This summer, the Weatherspoon is excited to present RugLife, an exhibition featuring the work of contemporary artists who use rugs as an inventive medium to address a range of cultural topics, from housing and the environment to technology and global politics. These artists explore the complexity of our contemporary world through an ancient form, mixing traditional patterns and motifs with popular imagery ranging from Superman to basketball courts. Simultaneously, they reimagine the form of the rug itself by making the familiar object not only from the woven yarns we might expect, but also such surprising materials as cardboard, video, hair combs, collage, and plastic furniture. No matter the substance it uses, each of the rugs in RugLife weaves a thoughtful discourse about many issues and concerns—on both personal and global scales. Whether they turn our thoughts to home or our place in the larger world, to aesthetics or ethics, these artworks confirm that the age-old rug continues to be a powerful vehicle for contemporary artistic expression.

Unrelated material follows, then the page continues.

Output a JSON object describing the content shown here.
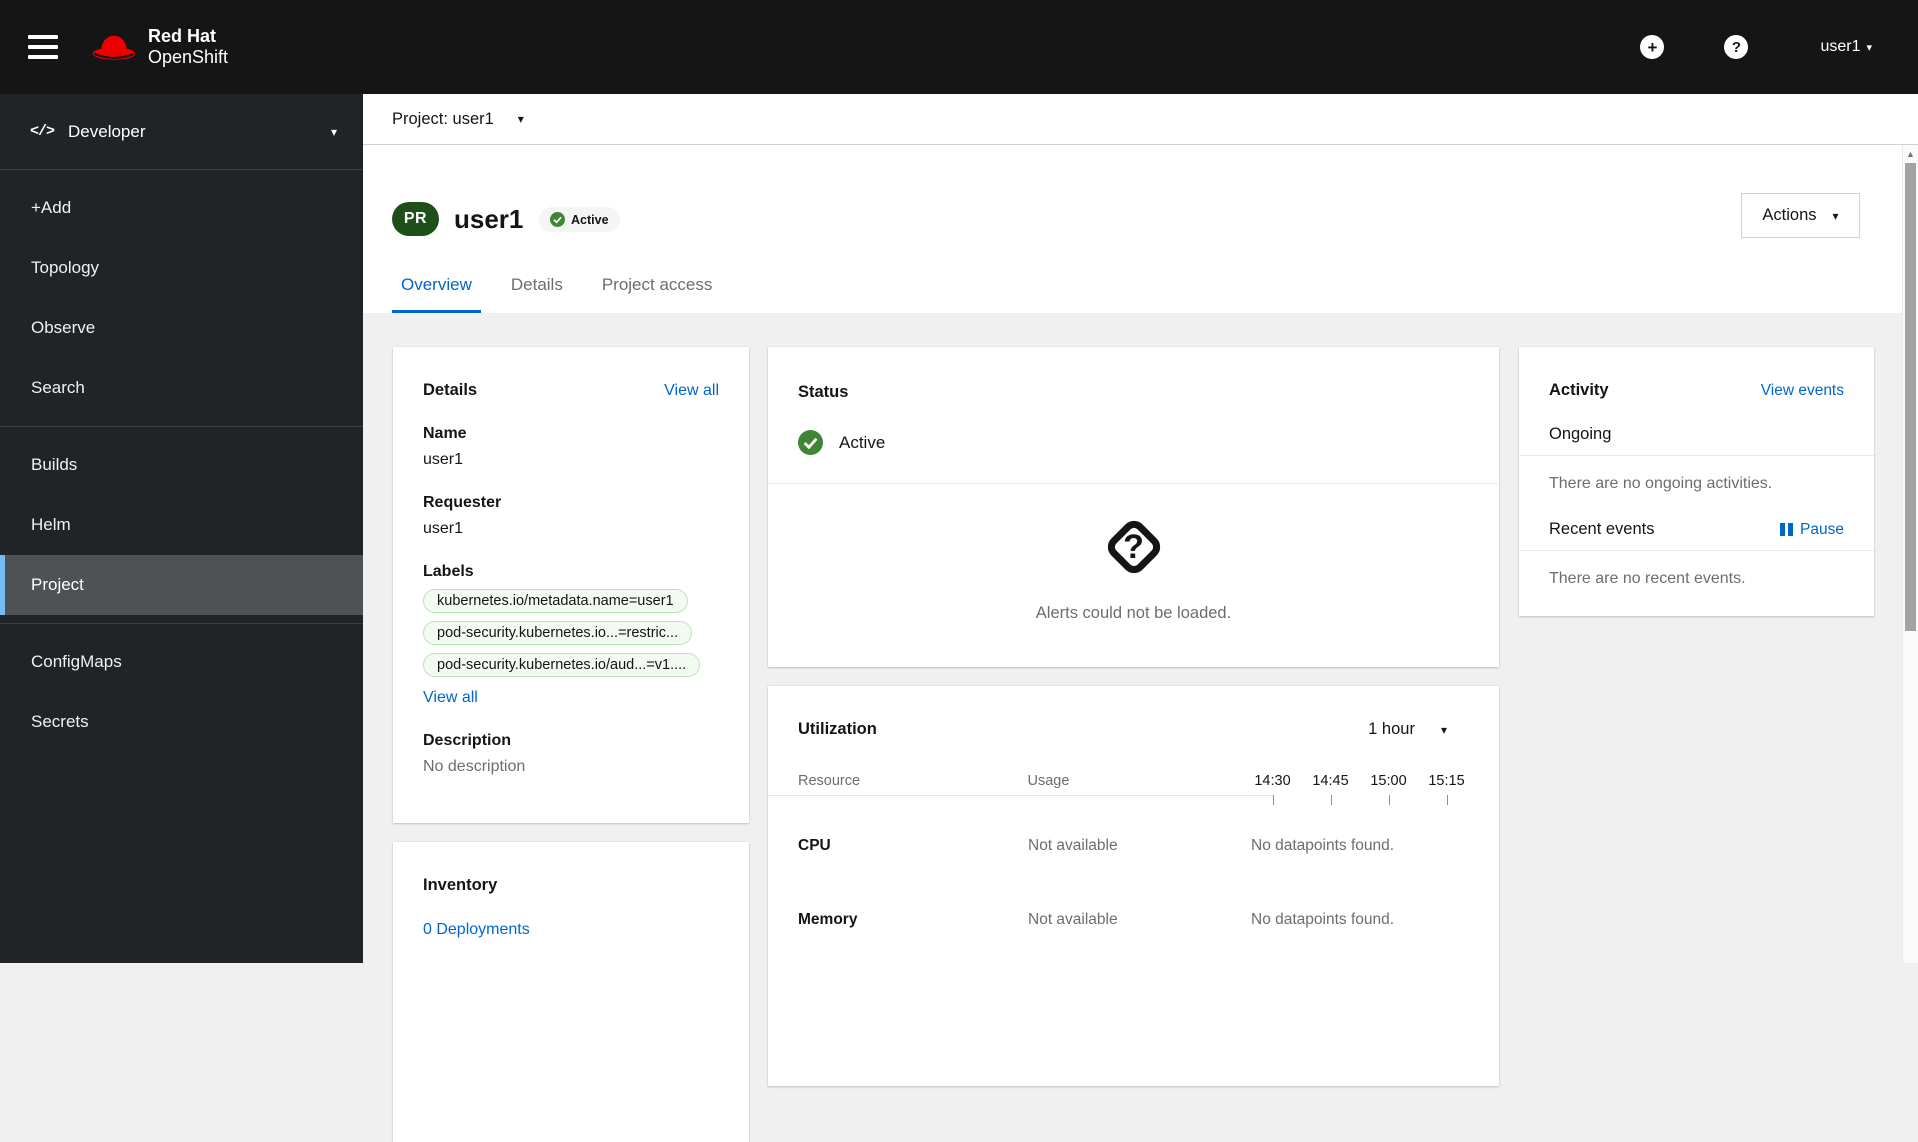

Participating Artists: Nevin Aladağ (Germany, born Turkey), Azra Aksamija (United States, born Bosnia), Ali Cha’aban (Lebanon, born Kuwait), Sonya Clark (United States), Liselot Cobelens (Netherlands), Nicholas Galanin (United States/Tlingit- Unangax̂), Johannah Herr (United States), Oksana Levchenya (Ukraine), Noelle Mason (United States), Wendy Plomp (Netherlands), Stéphanie Saadé (France/Netherlands, born Lebanon), Slavs & Tatars (Germany, Kasia Korczak born Poland and Payam Sharif born United States), Ai Weiwei (Portugal, born China), and Andrea Zittel (United States).
RugLife is organized by the Museum of Craft and Design, San Francisco, and guest curators Ginger Gregg Duggan and Judith Hoos Fox of c2 curatorsquared.